This paper studies how income inequality responds to commodity price shocks, identifying the underlying mechanisms at play. I provide novel cross-country evidence from commodity- exporting nations, showing that positive commodity price shocks reduce labor income inequality between skilled and unskilled workers. This reduction in inequality is primarily driven by a fall in the skill premium, arising from the expansion of unskilled-labor-intensive sectors, such as construction, which experience more rapid growth than skilled-labor-intensive ones, such as services. To interpret these results, I develop a quantitative multisector small- open-economy model that captures differences in skilled-labor intensity and sensitivity to commodity price shocks across sectors. I use the model as a laboratory to explore the distributional impacts of various policy responses to commodity windfalls, demonstrating how saving or spending these gains can either reinforce or moderate the reduction in inequality. This analysis provides new insights into the broader economic and social impacts of commodity price shocks in emerging markets.
We document the macroeconomic patterns that characterize the recovery from financial crises. Using a sample of post-war recessions from around the world, we show that financial crises tend to be followed by jobless recoveries, with a sluggish recovery of employment relative to output. A departure from this empirical regularity tends to occur in emerging-market crisis episodes with high inflation, which feature a strong recovery of employment but persistent declines in real wages (or “wageless recoveries”). Our findings highlight the role of credit markets and inflation in shaping labor market recovery from recessions.
Work in progress
"Do Institutions Remove Inflation's Grease? Evicence from Brazil's Indexed Minimum Wage" joint with Isabel Di Tella
Work in progress
"Do Institutions Remove Inflation's Grease? Evicence from Brazil's Indexed Minimum Wage" joint with Isabel Di Tella
How do labor market institutions shape the propagation of inflation shocks? We address this question by studying Brazil’s annually indexed minimum wage in a highinflation context. Conventional wisdom suggests that inflation can “grease” labor market adjustments, but institutional wage-setting may alter this mechanism. Using administrative data, we show that indexation creates upward nominal wage rigidity: workers exposed to the policy experience fewer month-to-month wage increases before indexation events, and firms anticipate the policy by rigidifying wages of workers who will be newly bound.
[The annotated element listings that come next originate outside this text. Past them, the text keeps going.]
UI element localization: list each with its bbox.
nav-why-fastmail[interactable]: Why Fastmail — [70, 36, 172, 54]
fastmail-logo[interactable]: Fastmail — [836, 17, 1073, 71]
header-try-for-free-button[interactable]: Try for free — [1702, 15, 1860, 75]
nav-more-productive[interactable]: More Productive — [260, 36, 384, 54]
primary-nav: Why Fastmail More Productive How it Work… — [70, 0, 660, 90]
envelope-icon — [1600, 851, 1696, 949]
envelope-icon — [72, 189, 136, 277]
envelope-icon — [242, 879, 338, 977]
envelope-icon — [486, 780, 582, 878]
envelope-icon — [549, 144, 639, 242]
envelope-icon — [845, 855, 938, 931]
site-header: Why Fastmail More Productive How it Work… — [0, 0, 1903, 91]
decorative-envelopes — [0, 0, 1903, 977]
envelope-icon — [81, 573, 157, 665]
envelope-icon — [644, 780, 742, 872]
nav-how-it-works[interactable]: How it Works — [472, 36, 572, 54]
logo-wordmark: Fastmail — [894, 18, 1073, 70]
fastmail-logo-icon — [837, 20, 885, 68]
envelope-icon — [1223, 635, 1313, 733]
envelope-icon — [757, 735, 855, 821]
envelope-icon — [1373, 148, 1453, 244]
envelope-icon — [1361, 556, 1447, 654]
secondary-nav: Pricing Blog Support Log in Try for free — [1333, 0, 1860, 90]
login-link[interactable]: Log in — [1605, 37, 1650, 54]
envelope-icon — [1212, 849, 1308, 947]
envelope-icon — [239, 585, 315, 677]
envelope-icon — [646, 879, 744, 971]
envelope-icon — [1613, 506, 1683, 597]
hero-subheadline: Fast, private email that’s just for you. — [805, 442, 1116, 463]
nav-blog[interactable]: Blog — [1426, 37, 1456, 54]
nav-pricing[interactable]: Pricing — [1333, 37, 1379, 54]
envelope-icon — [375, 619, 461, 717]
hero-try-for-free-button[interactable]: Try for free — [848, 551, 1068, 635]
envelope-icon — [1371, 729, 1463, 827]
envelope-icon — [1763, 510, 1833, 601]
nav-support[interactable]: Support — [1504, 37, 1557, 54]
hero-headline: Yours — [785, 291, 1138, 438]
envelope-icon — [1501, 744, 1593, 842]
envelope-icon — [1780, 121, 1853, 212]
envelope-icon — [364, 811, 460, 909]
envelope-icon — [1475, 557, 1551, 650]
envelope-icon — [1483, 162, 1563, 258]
We evaluate the macroeconomic implications by introducing a cost-push shock to a New Keynesian model with heterogeneous labor and an indexed minimum wage. While staggered indexation amplifies the inflation as grease mechanism by introducing nominal rigidities, anticipation dampens it via intertemporal substitution. Overall, amplification matters more since cost-push shocks have a stronger “greasing” effect compared to a setting where the minimum wage indexes every period. Our findings demonstrate that even in high-inflation environments, the institutional structure of wage-setting fundamentally shapes how shocks propagate through the economy.
"Inflation Stabilization Plans and Price Controls" University of Michigan Best Third Year Paper Prize
This paper studies the desirability of implementing price controls during inflation stabilization plans. To address this question, I develop a New Keynesian model with sticky information á la Mankiw-Reis (2002), which I use to assess the welfare costs associated with transitioning from a high-inflation to a low-inflation steady state. My findings show that even when the monetary authority commits to a new regime and agents do not anticipate future policy changes, welfare costs emerge during the transition due to firms’ gradual adaptation to the new regime. In this context, I introduce price controls as a policy tool aimed at mitigating the real costs of disinflation caused by information frictions. I then explore the trade-offs they create for policymakers. On the one hand, price controls offer macroeconomic benefits by coordinating prices during the transition, leading to a faster and less costly disinflation. On the other hand, they impose microeconomic costs by preventing firms from adjusting prices freely in response to idiosyncratic shocks. Ultimately, the optimality of price controls depends on the scale of the disinflation relative to the magnitude of the firm-level shocks.
"Hand-to-mouth agents, Aggregate Investment and Monetary Policy" joint with John V. Leahy and Aditi Thapar
Recently, the addition of hand-to-mouth (HtM) agents, whose consumption depends more or less directly on their income, has been seen as a source of amplification in business cycle models. Lost in this discussion is the fact that investment is by far the most cyclical component of aggregate income and investment is largely done by unconstrained agents. We consider a standard New Keynesian model with HtM agents and investment and study the impact of a monetary policy shocks. We find that under general conditions, an increase in the fraction of HtM agents tends to dampen the impact of monetary policy shocks.